Les officiers de la Mission Congo-Nil. Marchand est au centre. Germain est à sa droite sur la photo ci-dessus, et au-dessus de lui sur le montage ci-contre.
(Doc. site www.military-photos.com/fachoda pour la photo de groupe, et Le Monde Illustré du 30 mai 1899, page 448, consulté sur gallica.bnf.fr, pour le montage de droite).
Retrouvons le récit du journal La République.
"Après Fachoda il fut promu officier de la Légion d'Honneur le 10
octobre 1898, puis, peu après son retour en France en 1901, nommé
commandant, et un an plus tard partit pour l'expédition de Chine comme
aide-de-camp de l'amiral Pottier. Il fut entre temps détaché de l'amiral
et nommé préfet de Tien-Tsin, commandant du corps d'occupation
d'artillerie; il alla ensuite en Mandchourie; à son retour il
fut [à 38 ans] promu lieutenant-colonel et nommé sous-chef de bureau du service
technique de l'artillerie au ministère de la guerre, fonctions qu'il
occupait quand la mort impitoyable est venue arrêter une carrière toute
pleine d'avenir de notre éminent compatriote."
Il n'avait que 41 ans.
3 - SON TRIOMPHAL RETOUR A BRIVE |
Revenons un peu en arrière avec 2 épisodes marquants de sa vie.
C'est
le 5 juin 1899 qu'eut lieu le retour à Brive du capitaine Germain,
après ses épopées sur le continent africain. La ville lui offrira une
réception grandiose. L'hebdomadaire La Croix s'en souvient, dans son numéro
1101 du 26 juillet 1914 (AD19, cote 68PR 15).
"Ce
fut une journée inoubliable. Aucune fête nationale ne fit arborer tant
de drapeaux, ne fit jeter autant de fleurs. L'avenue de la gare, la rue
de l'Hôtel de Ville, la rue Toulzac, la rue des Sœurs [actuelle rue de la République], l'avenue Bourzat, toutes celles par où devait passer le capitaine Germain étaient tapissées de guirlandes.
A la gare, Germain fut reçu par le conseil municipal, les écoles et le sociétés de la ville. M. Simbille, maire, M. le colonel Penaud, M. Borie, président de la Phalange Glorieuse, prononcent les discours; chaque école y a de son bouquet de fleurs et pendant ce temps là, la "Lyre briviste" exécute une cantate patriotique dont les paroles avaient été composées pour la circonstance par M. Miremont, président de la Société.
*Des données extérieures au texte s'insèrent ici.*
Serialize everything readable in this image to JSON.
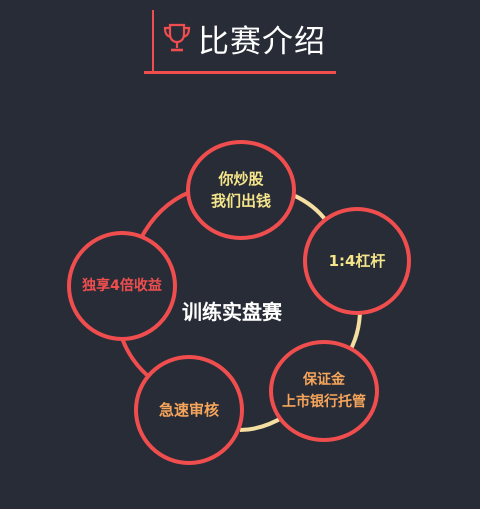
{
  "header": {
    "title": "比赛介绍",
    "icon": "trophy-icon"
  },
  "center": {
    "label": "训练实盘赛"
  },
  "colors": {
    "background": "#282c37",
    "accent_red": "#f04e4e",
    "ring_line": "#f5dfa0",
    "text_yellow": "#f5e58a",
    "text_orange": "#f6a55a",
    "text_red": "#f04e4e"
  },
  "nodes": [
    {
      "lines": [
        "你炒股",
        "我们出钱"
      ]
    },
    {
      "lines": [
        "1:4杠杆"
      ]
    },
    {
      "lines": [
        "保证金",
        "上市银行托管"
      ]
    },
    {
      "lines": [
        "急速审核"
      ]
    },
    {
      "lines": [
        "独享4倍收益"
      ]
    }
  ]
}
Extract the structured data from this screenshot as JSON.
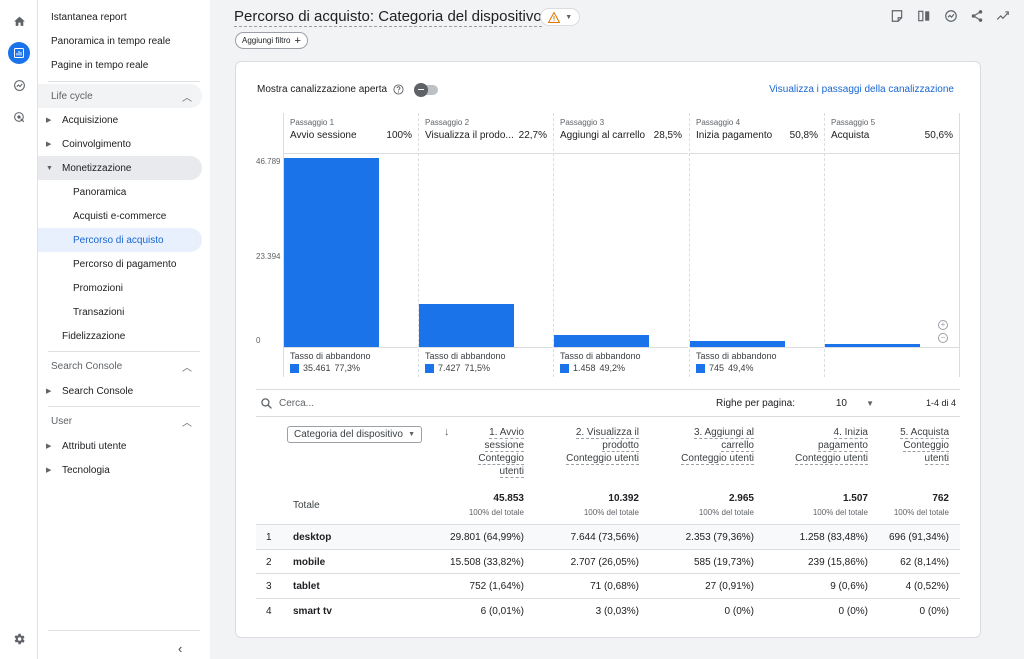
{
  "icons": {
    "home": "home-icon",
    "reports": "bar-chart-icon",
    "explore": "explore-icon",
    "advertising": "target-icon",
    "settings": "gear-icon"
  },
  "sidebar": {
    "top_items": [
      "Istantanea report",
      "Panoramica in tempo reale",
      "Pagine in tempo reale"
    ],
    "lifecycle_title": "Life cycle",
    "lifecycle_items": [
      "Acquisizione",
      "Coinvolgimento",
      "Monetizzazione"
    ],
    "monet_sub": [
      "Panoramica",
      "Acquisti e-commerce",
      "Percorso di acquisto",
      "Percorso di pagamento",
      "Promozioni",
      "Transazioni"
    ],
    "fidelizzazione": "Fidelizzazione",
    "search_console_title": "Search Console",
    "search_console_item": "Search Console",
    "user_title": "User",
    "user_items": [
      "Attributi utente",
      "Tecnologia"
    ]
  },
  "header": {
    "title": "Percorso di acquisto: Categoria del dispositivo",
    "filter_label": "Aggiungi filtro"
  },
  "card": {
    "toggle_label": "Mostra canalizzazione aperta",
    "link": "Visualizza i passaggi della canalizzazione",
    "y_ticks": [
      "46.789",
      "23.394",
      "0"
    ]
  },
  "chart_data": {
    "type": "bar",
    "categories": [
      "Avvio sessione",
      "Visualizza il prodo...",
      "Aggiungi al carrello",
      "Inizia pagamento",
      "Acquista"
    ],
    "values": [
      45853,
      10392,
      2965,
      1507,
      762
    ],
    "ylim": [
      0,
      46789
    ],
    "steps": [
      {
        "step": "Passaggio 1",
        "name": "Avvio sessione",
        "pct": "100%",
        "drop_label": "Tasso di abbandono",
        "drop_value": "35.461",
        "drop_pct": "77,3%"
      },
      {
        "step": "Passaggio 2",
        "name": "Visualizza il prodo...",
        "pct": "22,7%",
        "drop_label": "Tasso di abbandono",
        "drop_value": "7.427",
        "drop_pct": "71,5%"
      },
      {
        "step": "Passaggio 3",
        "name": "Aggiungi al carrello",
        "pct": "28,5%",
        "drop_label": "Tasso di abbandono",
        "drop_value": "1.458",
        "drop_pct": "49,2%"
      },
      {
        "step": "Passaggio 4",
        "name": "Inizia pagamento",
        "pct": "50,8%",
        "drop_label": "Tasso di abbandono",
        "drop_value": "745",
        "drop_pct": "49,4%"
      },
      {
        "step": "Passaggio 5",
        "name": "Acquista",
        "pct": "50,6%",
        "drop_label": "",
        "drop_value": "",
        "drop_pct": ""
      }
    ]
  },
  "table": {
    "search_placeholder": "Cerca...",
    "rows_per_page_label": "Righe per pagina:",
    "rows_per_page": "10",
    "pager": "1-4 di 4",
    "dimension": "Categoria del dispositivo",
    "headers": [
      [
        "1. Avvio",
        "sessione",
        "Conteggio",
        "utenti"
      ],
      [
        "2. Visualizza il",
        "prodotto",
        "Conteggio utenti"
      ],
      [
        "3. Aggiungi al",
        "carrello",
        "Conteggio utenti"
      ],
      [
        "4. Inizia",
        "pagamento",
        "Conteggio utenti"
      ],
      [
        "5. Acquista",
        "Conteggio",
        "utenti"
      ]
    ],
    "total_label": "Totale",
    "totals": [
      "45.853",
      "10.392",
      "2.965",
      "1.507",
      "762"
    ],
    "total_sub": "100% del totale",
    "rows": [
      {
        "idx": "1",
        "device": "desktop",
        "cells": [
          "29.801 (64,99%)",
          "7.644 (73,56%)",
          "2.353 (79,36%)",
          "1.258 (83,48%)",
          "696 (91,34%)"
        ]
      },
      {
        "idx": "2",
        "device": "mobile",
        "cells": [
          "15.508 (33,82%)",
          "2.707 (26,05%)",
          "585 (19,73%)",
          "239 (15,86%)",
          "62 (8,14%)"
        ]
      },
      {
        "idx": "3",
        "device": "tablet",
        "cells": [
          "752 (1,64%)",
          "71 (0,68%)",
          "27 (0,91%)",
          "9 (0,6%)",
          "4 (0,52%)"
        ]
      },
      {
        "idx": "4",
        "device": "smart tv",
        "cells": [
          "6 (0,01%)",
          "3 (0,03%)",
          "0 (0%)",
          "0 (0%)",
          "0 (0%)"
        ]
      }
    ]
  }
}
Entouré des personnalités, le capitaine Germain descend les escaliers de la cour de la gare.
L'avenue est noire de monde (Col. Maryse Chabanier).
L'avenue de la gare est noire de monde. La police, les pompiers et une compagnie du 14e
assurent l'ordre, et le cortège entre en ville : en tête les gendarmes à
cheval et les pompiers, puis le capitaine Germain entouré de MM.
Labrousse, sénateur, Lachaud, député, Simbille, Maire, et le conseil
municipal, enfin la foule, pressée, interminable, qui crie : Vive
Germain ! Vive l'armée !
Devant
l'hôtel de ville, les cloches sonnent, la musique militaire joue la
"Marseillaise", la foule acclame Germain tandis qu'il parait au balcon;
le spectacle est grandiose.La foule, rue de l'Hôtel de Ville, sur le parvis de Saint-Martin et devant la mairie de l'époque.
(Col. Maryse Chabanier)
Un
vin d'honneur est servi; là, nouveaux discours; une adresse est envoyée
sur l'heure au commandant Marchand, puis défilent les nombreux invités
de la municipalité [...].
Pendant que les coupes s'élèvent en l'honneur du héros, la
"Philharmonique" dirigée par M. Desmoulins se fait entendre et M. le
Maire offre au capitaine Germain un objet d'art en bronze : "Pro
patria".
Les
heures s'écoulent et Germain veut rejoindre les siens; le cortège se
reforme et les acclamations recommencent. La rue des Sœurs est ornée
avec profusion; au milieu s'élève un arc de triomphe monumental, il est
décoré de gymnastes qui saluent au passage; c'est original et gracieux.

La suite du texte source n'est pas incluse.